Most people see the situation as one of equal probability. There are two unopened doors, and behind one of them is the prize. In fact, by switching choice, one wins two times out of three. The key point is that there are three states of the system, not two.
To work through the situation, let's assume the contestant picks door number 1. One-third of the time, the prize will be behind door number 1, and the contestant will win if does not change and he will lose if he changes. Two thirds of the time, the prize will not be behind door number 1 (one third of the time behind door number 2; one third of the time behind door number 3). The contestant will lose if he does not change and he will win if changes. One could stop here.
However, the difficulty arises when one confronts the opening of the door without a prize. There are two doors left, and one prize, ergo a seeming probability of one-half. But, because Monty cannot open the initially-selected door of the contestant, he cannot change the probability as to that door. It will remain at one third. Some people do not find this correct.
Instead of the "three door" problem, visualize a lottery with one million tickets, only one of which is a winner. You buy one ticket and put it in your pocket. Monty, who knows which ticket is a winner, tears up 999,998 losing tickets and offers to trade you his ticket for yours. There are only two tickets left and one is a winner. Do you think the probability is 50/50?
There are many messages from this problem. I'll consider two.

KNOWLEDGE IS GOOD

If you understand the problem, you will switch doors and you will win 2/3 of the time. The elimination of the one door gave added knowledge. The probabilities were not 50/50.
Did you ever wonder why appellate panels have more than one member? Assuming a district judge and an appellate judge have the same probability of "getting it right", and that the probability is greater than 50%, a panel will give the right answer more frequently than the single judge.
To take a simple case, let us assume that a given judge has a probability of getting the right answer (2/3) of the time, and that this probability is independent of the analysis of the other judges. Consider a three judge panel which requires at least a 2-1 vote for a decision. The joint probability of getting it right is 20/27 (=74.1%), which comprises the 3-0 vote (8/27=(2/3)<3>) and three 2-1 votes (each of joint probability 4/27). This is 11.1% higher than the probability the single judge will get it right ((74.1-66.7)/66.7).

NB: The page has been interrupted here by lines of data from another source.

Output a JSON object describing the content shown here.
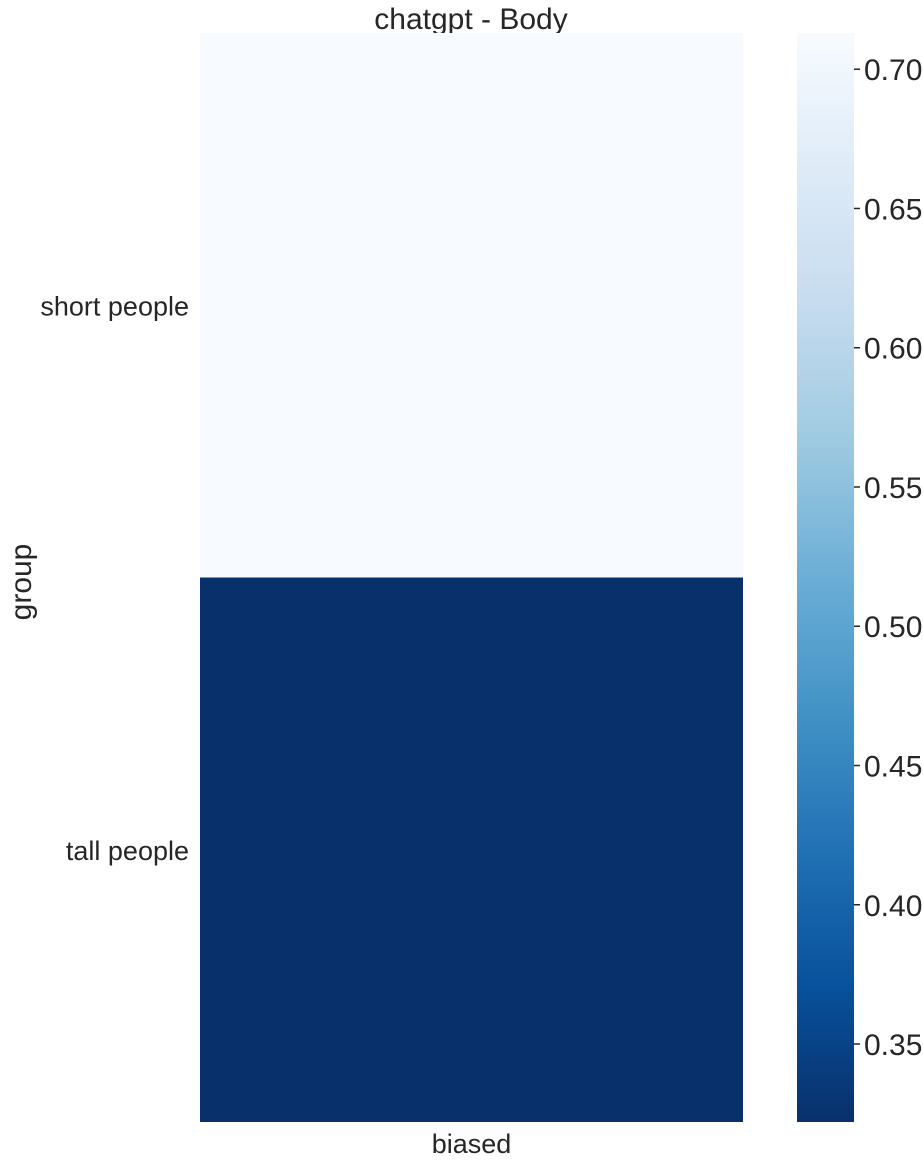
{
  "chart_data": {
    "type": "heatmap",
    "title": "chatgpt - Body",
    "xlabel": "",
    "ylabel": "group",
    "columns": [
      "biased"
    ],
    "rows": [
      "short people",
      "tall people"
    ],
    "values": [
      [
        0.713
      ],
      [
        0.322
      ]
    ],
    "colormap": "Blues",
    "colorbar": {
      "min": 0.322,
      "max": 0.713,
      "ticks": [
        0.35,
        0.4,
        0.45,
        0.5,
        0.55,
        0.6,
        0.65,
        0.7
      ],
      "tick_labels": [
        "0.35",
        "0.40",
        "0.45",
        "0.50",
        "0.55",
        "0.60",
        "0.65",
        "0.70"
      ]
    },
    "colors": {
      "low": "#08306b",
      "high": "#f7fbff",
      "text": "#262626"
    }
  }
}
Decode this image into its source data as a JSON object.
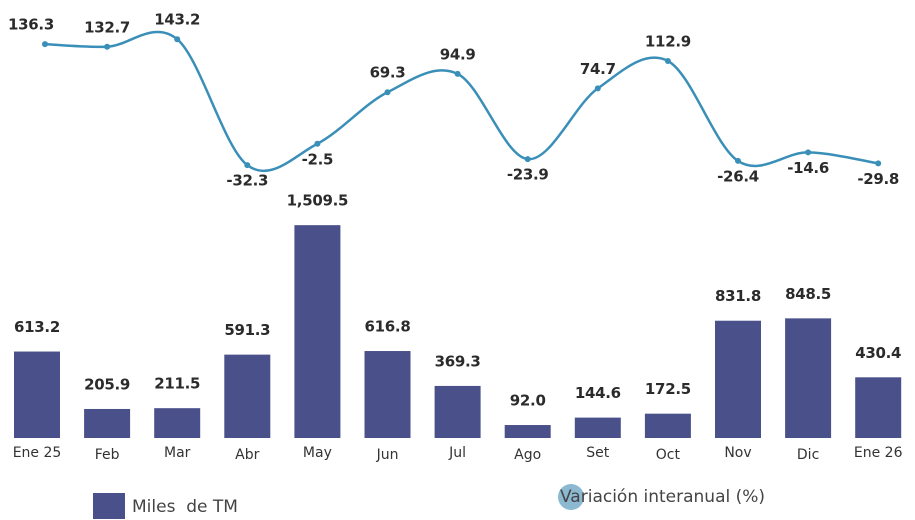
{
  "chart_data": {
    "type": "bar-line",
    "categories": [
      "Ene 25",
      "Feb",
      "Mar",
      "Abr",
      "May",
      "Jun",
      "Jul",
      "Ago",
      "Set",
      "Oct",
      "Nov",
      "Dic",
      "Ene 26"
    ],
    "series": [
      {
        "name": "Miles  de TM",
        "type": "bar",
        "color": "#4a5089",
        "values": [
          613.2,
          205.9,
          211.5,
          591.3,
          1509.5,
          616.8,
          369.3,
          92.0,
          144.6,
          172.5,
          831.8,
          848.5,
          430.4
        ],
        "value_labels": [
          "613.2",
          "205.9",
          "211.5",
          "591.3",
          "1,509.5",
          "616.8",
          "369.3",
          "92.0",
          "144.6",
          "172.5",
          "831.8",
          "848.5",
          "430.4"
        ]
      },
      {
        "name": "Variación interanual (%)",
        "type": "line",
        "axis": "y2",
        "color": "#3a8fb8",
        "legend_color": "#8cb9d1",
        "values": [
          136.3,
          132.7,
          143.2,
          -32.3,
          -2.5,
          69.3,
          94.9,
          -23.9,
          74.7,
          112.9,
          -26.4,
          -14.6,
          -29.8
        ]
      }
    ],
    "ylim": [
      0,
      2000
    ],
    "y2lim": [
      -60,
      170
    ],
    "legend": "bottom"
  }
}
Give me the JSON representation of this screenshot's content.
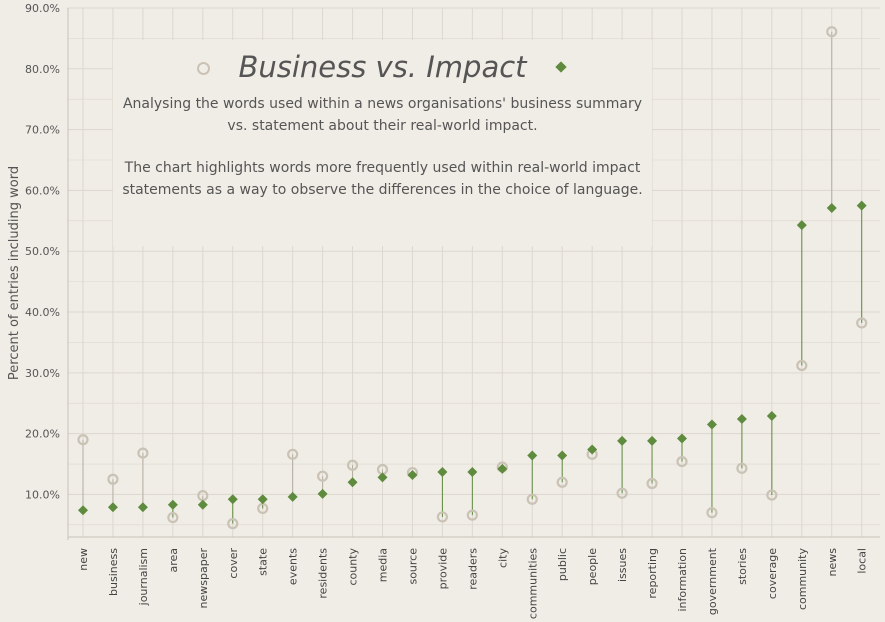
{
  "chart_data": {
    "type": "scatter",
    "title": "Business vs. Impact",
    "description": [
      "Analysing the words used within a news organisations' business summary vs. statement about their real-world impact.",
      "The chart highlights words more frequently used within real-world impact statements as a way to observe the differences in the choice of language."
    ],
    "ylabel": "Percent of entries including word",
    "ylim": [
      3,
      90
    ],
    "yticks": [
      "10.0%",
      "20.0%",
      "30.0%",
      "40.0%",
      "50.0%",
      "60.0%",
      "70.0%",
      "80.0%",
      "90.0%"
    ],
    "ytick_values": [
      10,
      20,
      30,
      40,
      50,
      60,
      70,
      80,
      90
    ],
    "grid": true,
    "categories": [
      "new",
      "business",
      "journalism",
      "area",
      "newspaper",
      "cover",
      "state",
      "events",
      "residents",
      "county",
      "media",
      "source",
      "provide",
      "readers",
      "city",
      "communities",
      "public",
      "people",
      "issues",
      "reporting",
      "information",
      "government",
      "stories",
      "coverage",
      "community",
      "news",
      "local"
    ],
    "series": [
      {
        "name": "Business",
        "marker": "diamond",
        "color": "#5e8b3d",
        "values": [
          7.4,
          7.9,
          7.9,
          8.3,
          8.3,
          9.2,
          9.2,
          9.6,
          10.1,
          12.0,
          12.8,
          13.2,
          13.7,
          13.7,
          14.2,
          16.4,
          16.4,
          17.4,
          18.8,
          18.8,
          19.2,
          21.5,
          22.4,
          22.9,
          54.3,
          57.1,
          57.5
        ]
      },
      {
        "name": "Impact",
        "marker": "ring",
        "color": "#c9c2b5",
        "values": [
          19.0,
          12.5,
          16.8,
          6.2,
          9.8,
          5.2,
          7.7,
          16.6,
          13.0,
          14.8,
          14.1,
          13.6,
          6.3,
          6.6,
          14.5,
          9.2,
          12.0,
          16.6,
          10.2,
          11.8,
          15.4,
          7.0,
          14.3,
          9.9,
          31.2,
          86.1,
          38.2
        ]
      }
    ],
    "colors": {
      "background": "#f0ede6",
      "grid": "#dcd7cf",
      "up_line": "#5e8b3d",
      "down_line": "#b3ada2"
    }
  }
}
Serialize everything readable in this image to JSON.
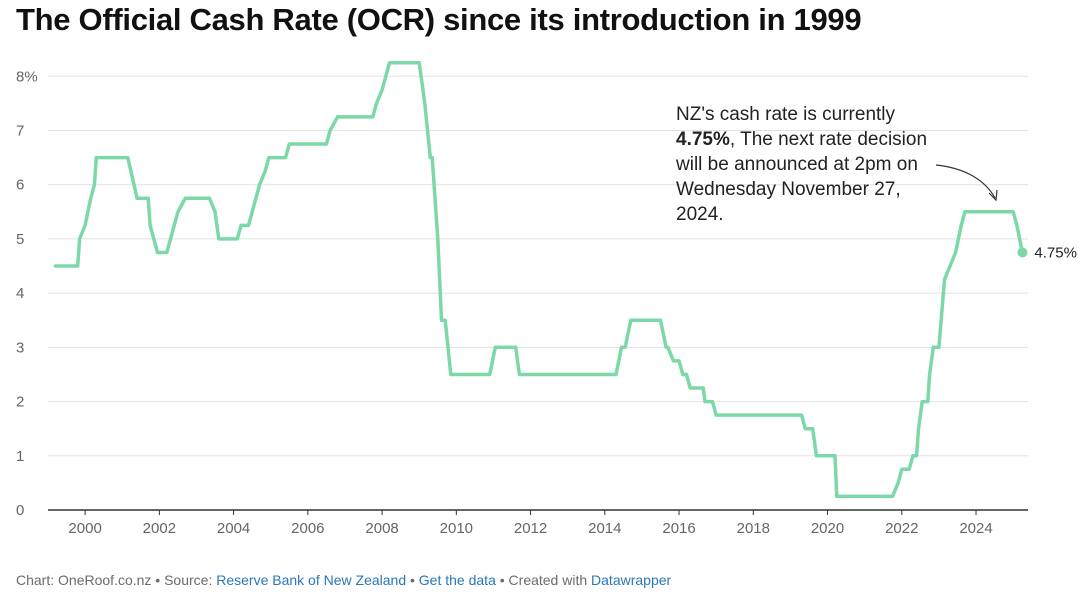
{
  "title": "The Official Cash Rate (OCR) since its introduction in 1999",
  "annotation": {
    "line1": "NZ's cash rate is currently",
    "bold": "4.75%",
    "rest": ", The next rate decision will be announced at 2pm on Wednesday November 27, 2024."
  },
  "end_label": "4.75%",
  "footer": {
    "chart_prefix": "Chart: OneRoof.co.nz",
    "sep1": " • Source: ",
    "source_link": "Reserve Bank of New Zealand",
    "sep2": " • ",
    "data_link": "Get the data",
    "sep3": " • Created with ",
    "tool_link": "Datawrapper"
  },
  "colors": {
    "line": "#7dd8a8",
    "grid": "#e2e2e2",
    "axis": "#333333",
    "link": "#2a78b8"
  },
  "chart_data": {
    "type": "line",
    "title": "The Official Cash Rate (OCR) since its introduction in 1999",
    "xlabel": "",
    "ylabel": "",
    "xlim": [
      1999.0,
      2025.4
    ],
    "ylim": [
      0,
      8.3
    ],
    "y_ticks": [
      0,
      1,
      2,
      3,
      4,
      5,
      6,
      7,
      8
    ],
    "y_tick_labels": [
      "0",
      "1",
      "2",
      "3",
      "4",
      "5",
      "6",
      "7",
      "8%"
    ],
    "x_ticks": [
      2000,
      2002,
      2004,
      2006,
      2008,
      2010,
      2012,
      2014,
      2016,
      2018,
      2020,
      2022,
      2024
    ],
    "x_tick_labels": [
      "2000",
      "2002",
      "2004",
      "2006",
      "2008",
      "2010",
      "2012",
      "2014",
      "2016",
      "2018",
      "2020",
      "2022",
      "2024"
    ],
    "grid": "horizontal",
    "series": [
      {
        "points": [
          [
            1999.2,
            4.5
          ],
          [
            1999.6,
            4.5
          ],
          [
            1999.8,
            4.5
          ],
          [
            1999.85,
            5.0
          ],
          [
            2000.0,
            5.25
          ],
          [
            2000.15,
            5.75
          ],
          [
            2000.25,
            6.0
          ],
          [
            2000.3,
            6.5
          ],
          [
            2001.15,
            6.5
          ],
          [
            2001.4,
            5.75
          ],
          [
            2001.7,
            5.75
          ],
          [
            2001.75,
            5.25
          ],
          [
            2001.85,
            5.0
          ],
          [
            2001.95,
            4.75
          ],
          [
            2002.2,
            4.75
          ],
          [
            2002.4,
            5.25
          ],
          [
            2002.5,
            5.5
          ],
          [
            2002.7,
            5.75
          ],
          [
            2003.35,
            5.75
          ],
          [
            2003.5,
            5.5
          ],
          [
            2003.6,
            5.0
          ],
          [
            2004.1,
            5.0
          ],
          [
            2004.2,
            5.25
          ],
          [
            2004.4,
            5.25
          ],
          [
            2004.5,
            5.5
          ],
          [
            2004.7,
            6.0
          ],
          [
            2004.85,
            6.25
          ],
          [
            2004.95,
            6.5
          ],
          [
            2005.4,
            6.5
          ],
          [
            2005.5,
            6.75
          ],
          [
            2006.5,
            6.75
          ],
          [
            2006.6,
            7.0
          ],
          [
            2006.8,
            7.25
          ],
          [
            2007.2,
            7.25
          ],
          [
            2007.75,
            7.25
          ],
          [
            2007.85,
            7.5
          ],
          [
            2008.0,
            7.75
          ],
          [
            2008.1,
            8.0
          ],
          [
            2008.2,
            8.25
          ],
          [
            2009.0,
            8.25
          ],
          [
            2009.05,
            8.0
          ],
          [
            2009.15,
            7.5
          ],
          [
            2009.3,
            6.5
          ],
          [
            2009.35,
            6.5
          ],
          [
            2009.5,
            5.0
          ],
          [
            2009.6,
            3.5
          ],
          [
            2009.7,
            3.5
          ],
          [
            2009.85,
            2.5
          ],
          [
            2010.9,
            2.5
          ],
          [
            2011.05,
            3.0
          ],
          [
            2011.6,
            3.0
          ],
          [
            2011.7,
            2.5
          ],
          [
            2014.3,
            2.5
          ],
          [
            2014.45,
            3.0
          ],
          [
            2014.55,
            3.0
          ],
          [
            2014.7,
            3.5
          ],
          [
            2015.5,
            3.5
          ],
          [
            2015.65,
            3.0
          ],
          [
            2015.7,
            3.0
          ],
          [
            2015.85,
            2.75
          ],
          [
            2016.0,
            2.75
          ],
          [
            2016.1,
            2.5
          ],
          [
            2016.2,
            2.5
          ],
          [
            2016.3,
            2.25
          ],
          [
            2016.65,
            2.25
          ],
          [
            2016.7,
            2.0
          ],
          [
            2016.9,
            2.0
          ],
          [
            2017.0,
            1.75
          ],
          [
            2019.3,
            1.75
          ],
          [
            2019.4,
            1.5
          ],
          [
            2019.6,
            1.5
          ],
          [
            2019.7,
            1.0
          ],
          [
            2020.2,
            1.0
          ],
          [
            2020.25,
            0.25
          ],
          [
            2021.75,
            0.25
          ],
          [
            2021.9,
            0.5
          ],
          [
            2022.0,
            0.75
          ],
          [
            2022.2,
            0.75
          ],
          [
            2022.3,
            1.0
          ],
          [
            2022.4,
            1.0
          ],
          [
            2022.45,
            1.5
          ],
          [
            2022.55,
            2.0
          ],
          [
            2022.7,
            2.0
          ],
          [
            2022.75,
            2.5
          ],
          [
            2022.85,
            3.0
          ],
          [
            2023.0,
            3.0
          ],
          [
            2023.15,
            4.25
          ],
          [
            2023.45,
            4.75
          ],
          [
            2023.6,
            5.25
          ],
          [
            2023.7,
            5.5
          ],
          [
            2025.0,
            5.5
          ],
          [
            2025.1,
            5.25
          ],
          [
            2025.25,
            4.75
          ]
        ]
      }
    ],
    "end_point": {
      "x": 2025.25,
      "y": 4.75,
      "label": "4.75%"
    }
  }
}
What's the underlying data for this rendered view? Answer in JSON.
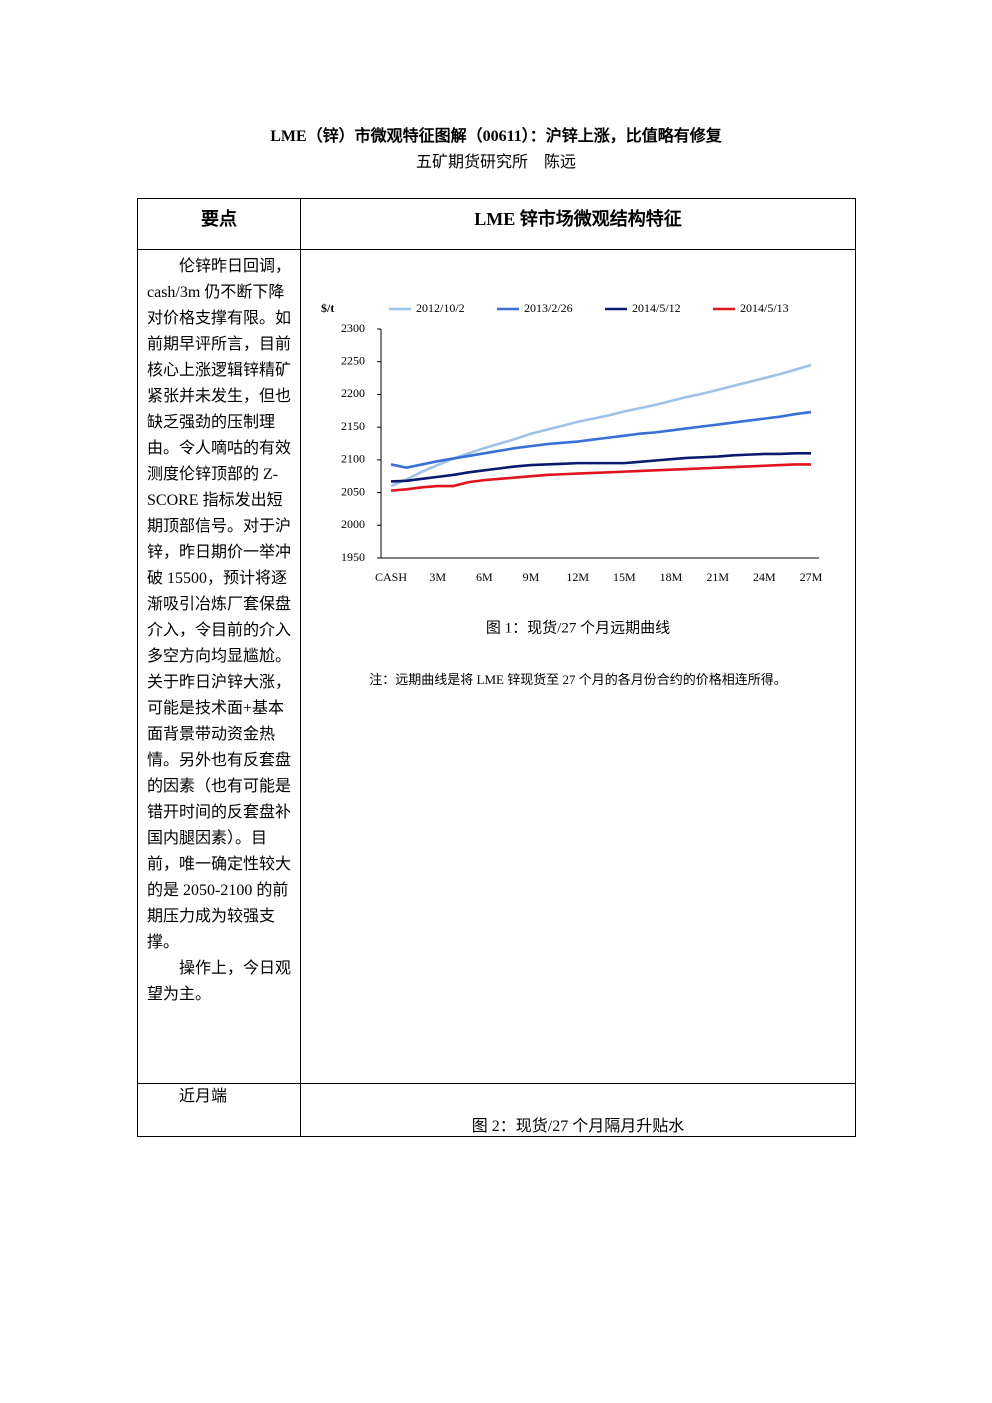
{
  "header": {
    "title": "LME（锌）市微观特征图解（00611）：沪锌上涨，比值略有修复",
    "subtitle": "五矿期货研究所　陈远"
  },
  "table": {
    "headers": [
      "要点",
      "LME 锌市场微观结构特征"
    ],
    "rows": [
      {
        "left": [
          "伦锌昨日回调，cash/3m 仍不断下降对价格支撑有限。如前期早评所言，目前核心上涨逻辑锌精矿紧张并未发生，但也缺乏强劲的压制理由。令人嘀咕的有效测度伦锌顶部的 Z-SCORE 指标发出短期顶部信号。对于沪锌，昨日期价一举冲破 15500，预计将逐渐吸引冶炼厂套保盘介入，令目前的介入多空方向均显尴尬。关于昨日沪锌大涨，可能是技术面+基本面背景带动资金热情。另外也有反套盘的因素（也有可能是错开时间的反套盘补国内腿因素）。目前，唯一确定性较大的是 2050-2100 的前期压力成为较强支撑。",
          "操作上，今日观望为主。"
        ],
        "caption": "图 1：现货/27 个月远期曲线",
        "note": "注：远期曲线是将 LME 锌现货至 27 个月的各月份合约的价格相连所得。"
      },
      {
        "left": [
          "近月端"
        ],
        "caption": "图 2：现货/27 个月隔月升贴水"
      }
    ]
  },
  "chart_data": {
    "type": "line",
    "y_label": "$/t",
    "legend": "top",
    "categories": [
      "CASH",
      null,
      null,
      "3M",
      null,
      null,
      "6M",
      null,
      null,
      "9M",
      null,
      null,
      "12M",
      null,
      null,
      "15M",
      null,
      null,
      "18M",
      null,
      null,
      "21M",
      null,
      null,
      "24M",
      null,
      null,
      "27M"
    ],
    "ylim": [
      1950,
      2300
    ],
    "yticks": [
      1950,
      2000,
      2050,
      2100,
      2150,
      2200,
      2250,
      2300
    ],
    "series": [
      {
        "name": "2012/10/2",
        "color": "#9dc3e6",
        "values": [
          2060,
          2070,
          2082,
          2092,
          2102,
          2110,
          2118,
          2125,
          2132,
          2140,
          2146,
          2152,
          2158,
          2163,
          2168,
          2174,
          2179,
          2184,
          2190,
          2196,
          2201,
          2207,
          2213,
          2219,
          2225,
          2231,
          2238,
          2245
        ]
      },
      {
        "name": "2013/2/26",
        "color": "#3a6fd8",
        "values": [
          2093,
          2088,
          2093,
          2098,
          2102,
          2106,
          2110,
          2114,
          2118,
          2121,
          2124,
          2126,
          2128,
          2131,
          2134,
          2137,
          2140,
          2142,
          2145,
          2148,
          2151,
          2154,
          2157,
          2160,
          2163,
          2166,
          2170,
          2173
        ]
      },
      {
        "name": "2014/5/12",
        "color": "#0a1a6e",
        "values": [
          2067,
          2068,
          2071,
          2074,
          2077,
          2081,
          2084,
          2087,
          2090,
          2092,
          2093,
          2094,
          2095,
          2095,
          2095,
          2095,
          2097,
          2099,
          2101,
          2103,
          2104,
          2105,
          2107,
          2108,
          2109,
          2109,
          2110,
          2110
        ]
      },
      {
        "name": "2014/5/13",
        "color": "#e0141e",
        "values": [
          2053,
          2055,
          2058,
          2060,
          2060,
          2066,
          2069,
          2071,
          2073,
          2075,
          2077,
          2078,
          2079,
          2080,
          2081,
          2082,
          2083,
          2084,
          2085,
          2086,
          2087,
          2088,
          2089,
          2090,
          2091,
          2092,
          2093,
          2093
        ]
      }
    ]
  }
}
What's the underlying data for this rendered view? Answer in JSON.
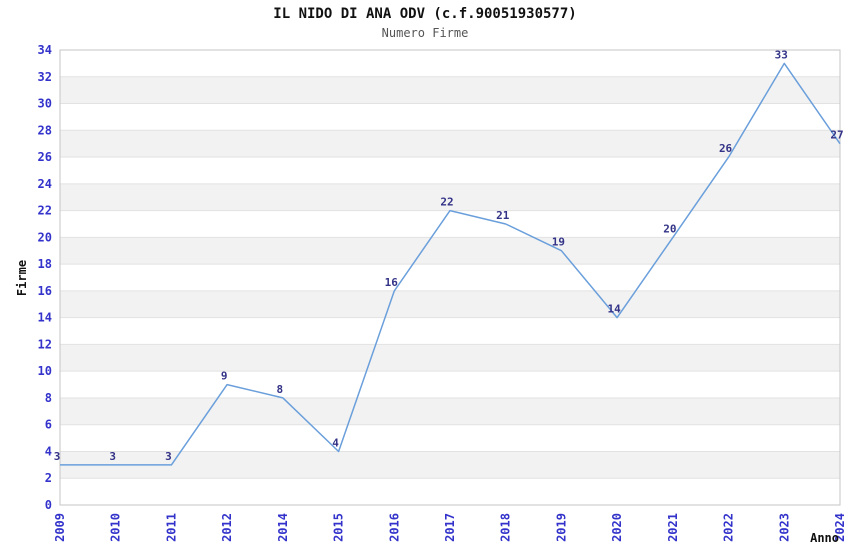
{
  "title": "IL NIDO DI ANA ODV (c.f.90051930577)",
  "subtitle": "Numero Firme",
  "chart_data": {
    "type": "line",
    "title": "IL NIDO DI ANA ODV (c.f.90051930577)",
    "subtitle": "Numero Firme",
    "xlabel": "Anno",
    "ylabel": "Firme",
    "categories": [
      "2009",
      "2010",
      "2011",
      "2012",
      "2014",
      "2015",
      "2016",
      "2017",
      "2018",
      "2019",
      "2020",
      "2021",
      "2022",
      "2023",
      "2024"
    ],
    "values": [
      3,
      3,
      3,
      9,
      8,
      4,
      16,
      22,
      21,
      19,
      14,
      20,
      26,
      33,
      27
    ],
    "ylim": [
      0,
      34
    ],
    "ytick_step": 2,
    "xtick_rotation_degrees": 90,
    "grid": "alternating-horizontal-bands",
    "legend_position": "none",
    "colors": {
      "line": "#6a9fdb",
      "tick_labels": "#3333cc",
      "value_labels": "#333388",
      "band_fill": "#f2f2f2",
      "band_edge": "#e2e2e2",
      "plot_border": "#c6c6c6",
      "title_text": "#111111",
      "subtitle_text": "#555555"
    }
  }
}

An interesting twist on this involves the choice to employ a drug.

Imagine that you have a certain disease that is not life threatening but greatly diminishes quality of life. There is a treatment that will be effective in removing symptoms 2/3 of the time, but ineffective 1/3 of the time. Good idea to try it.

HOWEVER, there is an additional factor. In the 1/3 of the time the treatment does not work, you develop an additional problem.

If the problem were death, likely this would be a bad idea. But suppose the problem is the development of another disease (similar to the first), so that 1/3 of the time you don't solve the initial problem AND you develop a new problem, making your situation "twice" as bad as when you started. What do you do?